– George Clooney ; 2011 –
Lors de la campagne des primaires pour l’investiture démocrate, Stephen Meyers (Ryan Gosling) travaille en tant qu’adjoint de Paul Zara (Philip Seymour Hoffman), directeur de campagne de Mike Morris (George Clooney), le gouverneur de Pennsylvanie. Alors que la quête des précieux électeurs permettant à Morris de prendre l’ascendant sur son adversaire le sénateur Ted Pullman s’intensifie, Meyers voit son idéalisme confronté au cynisme des directeurs de campagne rivaux, Paul Zara et Tom Duffy (Paul Giamatti).
Un film qui garde toute son actualité
Sorti en 2011, Les Marches du pouvoir, adaptation cinématographique de la pièce de théâtre Farragut North de Beau Willimon, garde toute son actualité. Les thèmes de l’écologie, du rapport aux monarchies du Moyen-Orient, de l’égalité réelle entre citoyens sont au cœur des discours auxquels on assiste actuellement. Un rappel que rien n’a changé. Les années passent, les élections s’enchainent, le personnel politique change – légèrement -, mais les sujets au cœur des débats de nos sociétés contemporaines restent inamovibles car souvent confinés à de simples objets de discussion et de dispute au cours de joutes oratoires pré-électorales. Et encore, uniquement quand les candidats daignent s’y intéresser…
Le film nous plonge dans les arrières-cuisines de la campagne, là où les propositions programmatiques sont modifiées pour attirer certains électeurs, tout en évitant un effet trop dissuasif sur les autres. Les citoyens n’ayant pas l’occasion de voter, notamment les lycéens, deviennent négligeables, sacrifiés sur l’autel du populisme simplement parce qu’une mesure les affectant en premier lieu gagnerait le soutien d’une majorité d’électeurs non-concernés.
Tous les coups sont permis…
Dans un milieu cruel où seul compte la victoire, tous les coups deviennent permis, les trahisons sont monnaie courante. Le titre anglais du film, The Ides of March, renvoie justement à la date de l’assassinat de Jules César. La fin justifiant les moyens, les différents protagonistes se retrouvent à la fois bourreaux et victimes, chasseurs et proies, dans un interminable billard à trois bandes. L’allié devient vite un ennemi, et vice-versa. La fidélité et l’intégrité s’effacent devant la conquête du pouvoir.

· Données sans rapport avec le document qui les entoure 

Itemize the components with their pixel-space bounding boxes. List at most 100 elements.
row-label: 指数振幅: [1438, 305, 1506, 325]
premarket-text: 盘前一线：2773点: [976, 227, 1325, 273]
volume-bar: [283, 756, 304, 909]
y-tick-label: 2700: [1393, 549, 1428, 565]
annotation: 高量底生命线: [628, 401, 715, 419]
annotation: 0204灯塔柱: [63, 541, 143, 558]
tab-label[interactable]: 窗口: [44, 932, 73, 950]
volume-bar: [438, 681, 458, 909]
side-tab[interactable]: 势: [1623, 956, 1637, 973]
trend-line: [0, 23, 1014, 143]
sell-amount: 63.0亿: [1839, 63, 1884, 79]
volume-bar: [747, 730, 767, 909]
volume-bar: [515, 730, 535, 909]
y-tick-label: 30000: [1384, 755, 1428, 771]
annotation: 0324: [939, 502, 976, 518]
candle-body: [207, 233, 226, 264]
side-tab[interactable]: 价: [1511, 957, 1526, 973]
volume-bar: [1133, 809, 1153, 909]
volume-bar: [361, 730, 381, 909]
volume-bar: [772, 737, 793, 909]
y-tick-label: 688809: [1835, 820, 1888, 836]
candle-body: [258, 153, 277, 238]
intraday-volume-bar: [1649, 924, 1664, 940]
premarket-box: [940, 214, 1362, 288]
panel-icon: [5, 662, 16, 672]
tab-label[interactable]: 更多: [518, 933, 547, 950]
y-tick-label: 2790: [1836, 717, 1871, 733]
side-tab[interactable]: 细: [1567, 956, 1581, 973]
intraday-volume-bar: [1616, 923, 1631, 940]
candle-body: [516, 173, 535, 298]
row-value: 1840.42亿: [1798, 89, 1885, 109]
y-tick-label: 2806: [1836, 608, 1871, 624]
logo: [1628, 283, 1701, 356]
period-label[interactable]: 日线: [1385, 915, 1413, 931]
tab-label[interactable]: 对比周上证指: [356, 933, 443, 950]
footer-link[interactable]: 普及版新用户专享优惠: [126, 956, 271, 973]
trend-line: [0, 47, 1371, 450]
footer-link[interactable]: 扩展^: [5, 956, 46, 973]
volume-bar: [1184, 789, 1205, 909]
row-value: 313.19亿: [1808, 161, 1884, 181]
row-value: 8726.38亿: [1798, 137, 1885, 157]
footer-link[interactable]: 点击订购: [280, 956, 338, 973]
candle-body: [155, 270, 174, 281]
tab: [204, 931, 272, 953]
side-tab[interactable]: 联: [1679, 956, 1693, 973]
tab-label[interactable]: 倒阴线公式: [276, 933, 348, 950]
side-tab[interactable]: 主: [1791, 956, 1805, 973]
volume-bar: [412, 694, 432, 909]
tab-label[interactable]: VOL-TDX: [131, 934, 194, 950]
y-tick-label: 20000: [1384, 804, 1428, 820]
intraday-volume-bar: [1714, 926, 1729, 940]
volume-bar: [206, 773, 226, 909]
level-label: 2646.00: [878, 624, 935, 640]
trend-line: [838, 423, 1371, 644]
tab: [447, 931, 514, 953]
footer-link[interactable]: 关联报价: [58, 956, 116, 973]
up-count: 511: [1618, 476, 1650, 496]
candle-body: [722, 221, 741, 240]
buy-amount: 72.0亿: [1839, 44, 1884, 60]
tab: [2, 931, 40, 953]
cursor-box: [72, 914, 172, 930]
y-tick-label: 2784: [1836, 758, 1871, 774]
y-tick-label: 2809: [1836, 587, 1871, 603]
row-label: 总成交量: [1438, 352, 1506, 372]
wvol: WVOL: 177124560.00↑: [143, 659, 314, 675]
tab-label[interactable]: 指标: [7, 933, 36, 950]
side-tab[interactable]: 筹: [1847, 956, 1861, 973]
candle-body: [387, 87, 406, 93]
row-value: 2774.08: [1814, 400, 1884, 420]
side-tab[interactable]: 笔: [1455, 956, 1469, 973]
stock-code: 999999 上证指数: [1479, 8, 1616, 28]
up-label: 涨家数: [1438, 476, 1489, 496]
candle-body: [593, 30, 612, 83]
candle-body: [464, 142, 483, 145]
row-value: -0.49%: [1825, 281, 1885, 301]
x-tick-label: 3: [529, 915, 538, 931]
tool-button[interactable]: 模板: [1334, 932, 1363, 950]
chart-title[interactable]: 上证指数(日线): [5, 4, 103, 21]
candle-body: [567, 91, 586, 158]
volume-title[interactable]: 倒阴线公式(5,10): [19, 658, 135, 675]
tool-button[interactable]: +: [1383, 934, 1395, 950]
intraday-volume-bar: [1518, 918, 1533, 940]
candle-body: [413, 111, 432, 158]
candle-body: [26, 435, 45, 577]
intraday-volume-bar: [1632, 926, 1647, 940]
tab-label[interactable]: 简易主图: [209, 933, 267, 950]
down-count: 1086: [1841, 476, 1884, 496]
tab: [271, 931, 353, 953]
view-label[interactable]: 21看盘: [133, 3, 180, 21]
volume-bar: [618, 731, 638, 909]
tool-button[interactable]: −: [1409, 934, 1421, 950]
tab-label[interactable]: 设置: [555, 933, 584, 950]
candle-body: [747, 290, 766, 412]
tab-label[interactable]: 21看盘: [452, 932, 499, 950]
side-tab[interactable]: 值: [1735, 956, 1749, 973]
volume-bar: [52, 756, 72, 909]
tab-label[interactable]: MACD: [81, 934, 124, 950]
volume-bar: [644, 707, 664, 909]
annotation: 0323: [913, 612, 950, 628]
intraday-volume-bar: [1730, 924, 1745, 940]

Pour atteindre leur but, les différents protagonistes de la campagne n’hésitent pas à se servir de leurs relations avec les médias, incarnés dans le film en la personne d’Ida Horowicz (Marisa Tomei), une journaliste du New York Times. Sa proximité malsaine avec les entourages des candidats ne semble malheureusement pas très éloignée de situations qu’on pourrait parfois rencontrer dans la réalité. La journaliste sert d’outil dans les stratégies d’intox, mais pas totalement à ses dépens. Elle-même n’hésite pas à utiliser les informations dont elle dispose pour tenter d’en obtenir d’autres et ainsi prendre la tête de l’impitoyable course au scoop.
Ce que le film montre aussi, c’est l’utilisation de l’outil internet par les équipes pour faire avancer leurs idées et créer une dynamique militante. L’inspiration de la pièce – et donc, par extension, le film – est d’ailleurs la campagne des primaires démocrates d’Howard Dean, considéré comme l’un des pionniers dans le domaine.
L’intérêt supérieur de la campagne prime sur l’individu
Une campagne aussi intense et cynique ne peut malheureusement se dérouler sans créer de victimes. Le personnage de Molly Stearns (Evan Rachel Wood), une stagiaire de l’équipe avec laquelle Stephen Meyers entretient une liaison amoureuse, est une représentation marquante de l’effacement de l’être humain, de l’individu, devant les impératifs de la conquête électorale du pouvoir. La folle course aux voix prend le dessus sur la considération de l’autre, aucun membre de l’équipe – quelle que soit sa position hiérarchique – n’est indispensable, la campagne peut et doit continuer malgré – voire grâce à – leur absence.
Si Les Marches du pouvoir est bien entendu largement romancé et n’est assurément pas représentatif de la classe politique dans son intégralité, le film montre les dangers que peut présenter la volonté de remporter une élection à tout prix. George Clooney nous offre un film fascinant, passionnant, dont certains passages sont tristement proches de la réalité.